Even if judicial authority emerges to clarify the position under the EO Act, Victorian employers are still required to comply with their obligations under the DDA. Following Marsden, this requires employers not to discriminate against employees on the basis of an actual or imputed addiction to opioids (and possibly other addictions).

As a result, employers need to be mindful of their obligations under anti-discrimination laws when determining how to manage an employee who has disclosed an addiction or whose unsatisfactory performance or behaviour may be caused by, or related to, an addiction.

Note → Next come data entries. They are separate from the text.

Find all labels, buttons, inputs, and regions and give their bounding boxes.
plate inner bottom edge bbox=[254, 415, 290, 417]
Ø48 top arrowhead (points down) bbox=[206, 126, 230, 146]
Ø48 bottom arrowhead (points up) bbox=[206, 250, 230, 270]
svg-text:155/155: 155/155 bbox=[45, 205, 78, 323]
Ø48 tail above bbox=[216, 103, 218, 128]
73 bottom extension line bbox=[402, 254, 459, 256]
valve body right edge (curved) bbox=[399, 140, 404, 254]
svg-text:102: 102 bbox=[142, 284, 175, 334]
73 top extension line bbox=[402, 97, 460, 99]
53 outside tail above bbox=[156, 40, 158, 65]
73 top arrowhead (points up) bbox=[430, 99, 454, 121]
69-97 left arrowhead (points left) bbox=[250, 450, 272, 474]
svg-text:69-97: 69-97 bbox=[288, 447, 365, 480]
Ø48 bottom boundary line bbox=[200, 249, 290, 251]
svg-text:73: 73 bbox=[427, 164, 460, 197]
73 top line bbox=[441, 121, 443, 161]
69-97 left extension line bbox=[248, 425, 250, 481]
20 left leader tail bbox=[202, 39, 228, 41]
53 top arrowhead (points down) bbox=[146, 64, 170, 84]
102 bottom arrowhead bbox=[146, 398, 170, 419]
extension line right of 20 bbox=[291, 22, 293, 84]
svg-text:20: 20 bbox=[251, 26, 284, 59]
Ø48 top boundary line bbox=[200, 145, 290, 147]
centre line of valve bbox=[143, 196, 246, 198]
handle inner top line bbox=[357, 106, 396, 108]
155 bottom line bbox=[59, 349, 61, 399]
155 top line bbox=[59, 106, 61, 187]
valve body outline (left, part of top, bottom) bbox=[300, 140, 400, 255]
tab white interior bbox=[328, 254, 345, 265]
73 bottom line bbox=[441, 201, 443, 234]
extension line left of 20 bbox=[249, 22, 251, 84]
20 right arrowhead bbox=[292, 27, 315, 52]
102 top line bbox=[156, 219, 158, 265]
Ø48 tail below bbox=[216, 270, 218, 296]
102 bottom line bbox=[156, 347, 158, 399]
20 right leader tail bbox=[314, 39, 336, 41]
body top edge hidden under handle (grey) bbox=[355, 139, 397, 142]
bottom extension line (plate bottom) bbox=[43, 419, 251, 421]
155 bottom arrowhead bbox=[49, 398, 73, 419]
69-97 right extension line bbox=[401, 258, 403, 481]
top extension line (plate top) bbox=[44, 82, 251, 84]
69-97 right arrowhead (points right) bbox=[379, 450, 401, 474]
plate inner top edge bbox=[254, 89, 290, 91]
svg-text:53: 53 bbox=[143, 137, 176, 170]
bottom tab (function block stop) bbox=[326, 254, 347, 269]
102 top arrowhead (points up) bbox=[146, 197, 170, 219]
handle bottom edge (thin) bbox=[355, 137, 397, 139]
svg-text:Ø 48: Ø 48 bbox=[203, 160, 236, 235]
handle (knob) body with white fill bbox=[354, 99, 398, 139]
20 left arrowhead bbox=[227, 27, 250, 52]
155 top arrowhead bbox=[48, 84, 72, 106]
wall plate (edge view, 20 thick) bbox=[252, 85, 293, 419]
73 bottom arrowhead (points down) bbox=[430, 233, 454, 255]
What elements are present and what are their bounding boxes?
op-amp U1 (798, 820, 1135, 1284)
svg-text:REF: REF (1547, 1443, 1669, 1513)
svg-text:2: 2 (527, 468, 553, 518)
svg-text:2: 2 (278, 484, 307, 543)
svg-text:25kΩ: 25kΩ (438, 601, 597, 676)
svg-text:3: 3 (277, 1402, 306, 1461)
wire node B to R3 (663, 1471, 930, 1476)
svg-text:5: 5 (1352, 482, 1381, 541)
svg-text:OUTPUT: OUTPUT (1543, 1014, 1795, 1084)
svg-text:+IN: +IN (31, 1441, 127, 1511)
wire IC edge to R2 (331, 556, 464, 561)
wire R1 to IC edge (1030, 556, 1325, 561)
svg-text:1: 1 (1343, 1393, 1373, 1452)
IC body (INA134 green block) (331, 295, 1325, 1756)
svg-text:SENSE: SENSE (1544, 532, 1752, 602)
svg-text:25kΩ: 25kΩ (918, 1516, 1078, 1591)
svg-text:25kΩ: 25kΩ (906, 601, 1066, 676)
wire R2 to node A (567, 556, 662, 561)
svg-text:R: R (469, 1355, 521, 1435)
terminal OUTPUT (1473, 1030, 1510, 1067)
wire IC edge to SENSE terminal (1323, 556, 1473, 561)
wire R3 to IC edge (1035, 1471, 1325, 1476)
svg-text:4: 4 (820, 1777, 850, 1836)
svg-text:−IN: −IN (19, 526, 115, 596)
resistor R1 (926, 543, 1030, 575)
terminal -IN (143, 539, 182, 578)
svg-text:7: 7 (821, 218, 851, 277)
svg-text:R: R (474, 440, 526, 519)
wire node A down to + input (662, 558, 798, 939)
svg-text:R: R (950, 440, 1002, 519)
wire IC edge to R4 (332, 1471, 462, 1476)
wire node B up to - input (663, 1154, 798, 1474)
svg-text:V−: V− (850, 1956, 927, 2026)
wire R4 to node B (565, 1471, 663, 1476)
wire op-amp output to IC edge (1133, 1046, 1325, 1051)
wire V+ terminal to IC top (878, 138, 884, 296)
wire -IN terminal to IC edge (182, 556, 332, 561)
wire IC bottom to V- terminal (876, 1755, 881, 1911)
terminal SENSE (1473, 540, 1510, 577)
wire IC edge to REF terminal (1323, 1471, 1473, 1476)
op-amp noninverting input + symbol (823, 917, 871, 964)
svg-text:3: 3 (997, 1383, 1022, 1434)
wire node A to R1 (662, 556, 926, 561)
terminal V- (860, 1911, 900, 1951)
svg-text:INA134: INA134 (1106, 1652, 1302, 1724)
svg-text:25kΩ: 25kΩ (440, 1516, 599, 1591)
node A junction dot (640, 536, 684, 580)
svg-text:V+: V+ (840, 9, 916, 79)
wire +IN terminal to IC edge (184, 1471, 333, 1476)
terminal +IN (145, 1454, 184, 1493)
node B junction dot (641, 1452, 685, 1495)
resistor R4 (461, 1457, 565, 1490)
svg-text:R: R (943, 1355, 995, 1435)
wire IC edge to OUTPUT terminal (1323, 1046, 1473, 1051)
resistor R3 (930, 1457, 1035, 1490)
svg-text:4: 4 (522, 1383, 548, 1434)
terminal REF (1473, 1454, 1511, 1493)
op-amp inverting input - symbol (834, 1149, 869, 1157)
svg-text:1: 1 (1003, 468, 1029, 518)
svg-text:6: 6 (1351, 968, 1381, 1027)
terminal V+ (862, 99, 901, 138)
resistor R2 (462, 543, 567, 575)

Employers in these circumstances should consider:

  • developing a drug and alcohol policy
  • whether a drug testing policy is reasonable and appropriate given the workplace and the work done by particular employees
  • providing leave and other support to employees receiving treatment for addiction
  • placing limits on the availability of alcohol at work related functions and events
  • watching out for employee behaviour that may indicate drug or alcohol addiction, such as: absenteeism; excessive leave or lateness; low productivity; poor concentration, judgement and decision-making; excessive or unreasonable aggression; and deterioration in relationships with colleagues
  • obtaining medical advice to determine whether an employee’s addiction is caused by an underlying disease or disorder, the employee’s ability to perform the inherent requirements of his or her role in light of the addiction, and any reasonable adjustments required to enable the employee to perform the inherent requirements of the role.